We were at the top of the gangplank. It was the right moment for me to take my leave, but his eyes still held me. He paused. “You suggested God tempted Faust because he wanted to teach him, to give him the gift of experience. I think you might have been right about that. It’s not so different from the two of us.”
“And you’re God, giving me the gift of experience?” I asked, still playful.
But there was no playfulness in Rhys when he replied. “Who said you were Faust?”
My heart literally skipped a beat. “What do you mean?”
“Perhaps it’s you who’s giving me the new experience,” he said, drawing me even closer.
He’s going to kiss me, I thought, my heart soaring. For the briefest of seconds his lips seemed to move infinitesimally toward mine.
Abruptly he pulled away. Swallowed. “Until tonight, Miss Granite?”
I made a decision. I wanted to come clean. “My name is—”
He put up his hand. “No. Don’t. I just want to— let this moment be this moment.”
I stepped onto the dock and headed toward land. When I turned for one last glance, he was still there on the deck, watching me.
The Bentley was idling in the parking lot and as soon as he saw me Davies hurried from the driver’s seat.
“Good morning, miss,” he said, opening the door for me. “Where can I take you?”
“Home,” I said, and gave him my address. I no longer cared about Rhys finding out who I really was – only what had led me to him in the first place. At least part of the game was over.
And that’s when I realized.

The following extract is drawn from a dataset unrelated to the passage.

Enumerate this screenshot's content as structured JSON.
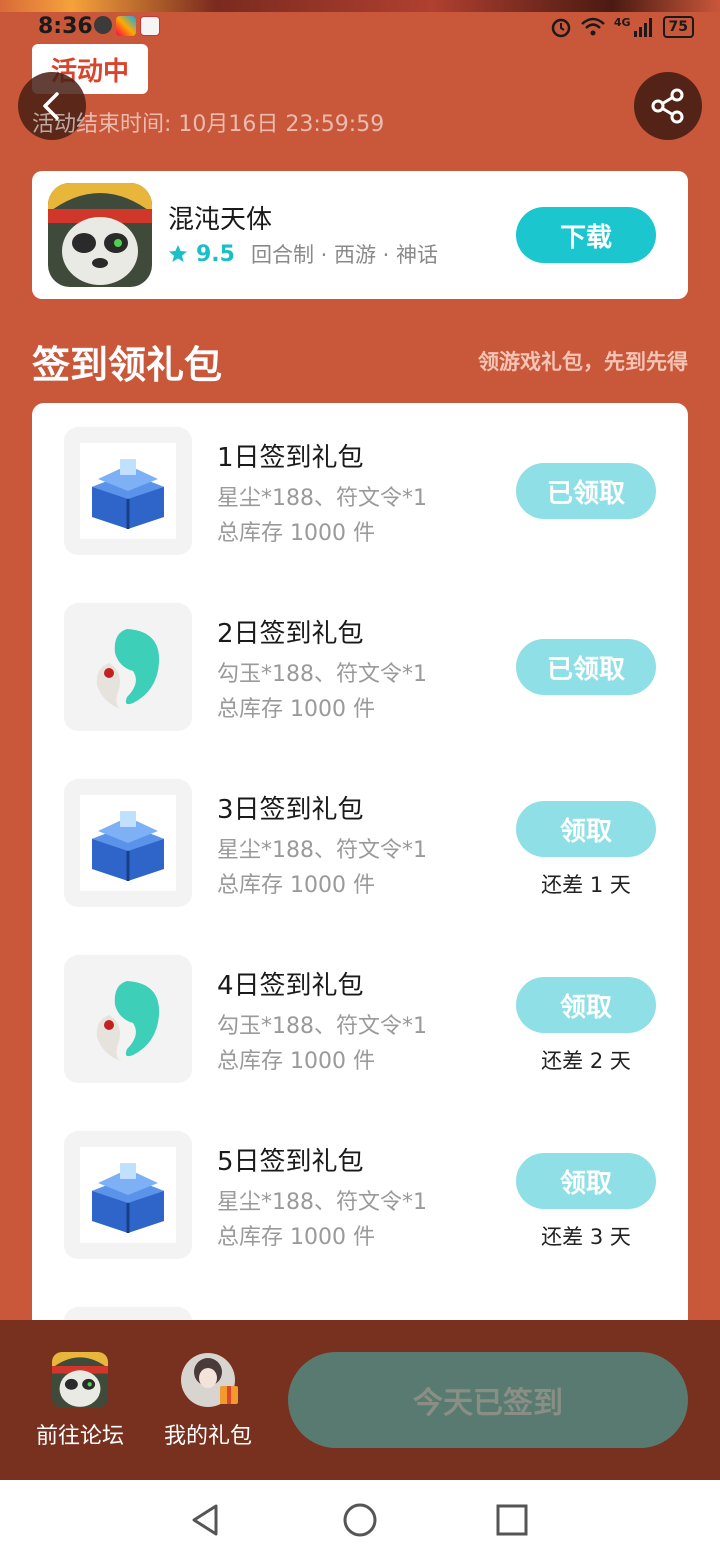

Rhys might not have kissed me, but we’d been together an entire night – far longer than three hours. I wasn’t the only one who broke a rule. The sudden knowledge was thrilling, pure exhilaration.
Rhys wasn’t playing games any more, either.
Chapter Thirty
I floated up the front steps and into the apartment. Everything looked brighter today, more colorful.
You’re in trouble, a voice in my head said, but I pushed it aside. Instead I dialed Val at work. I was bursting with Rhys, desperate to say his name aloud to someone, to hear it in the air.
She answered on the first ring. “I cleared my schedule for the next fifteen minutes specifically for you, so talk fast. Tell me about the opera and do not leave anything out, and I mean anything.”
I smiled to myself. There was no way I was going to not leave a few things out. “The opera was…educational.”
“Educational?” repeated Val. Even over the phone, I could tell she had on her most skeptical look. “That’s all you’ve got for me? Educational?”
“He had a box. It was like going to our own private performance.”
“And did he perform?” she asked archly.
I giggled. I couldn’t help myself.
“I’ll take that as a yes,” she said. “And was there a post-opera performance, too? Because you definitely weren’t responding to any of my texts.”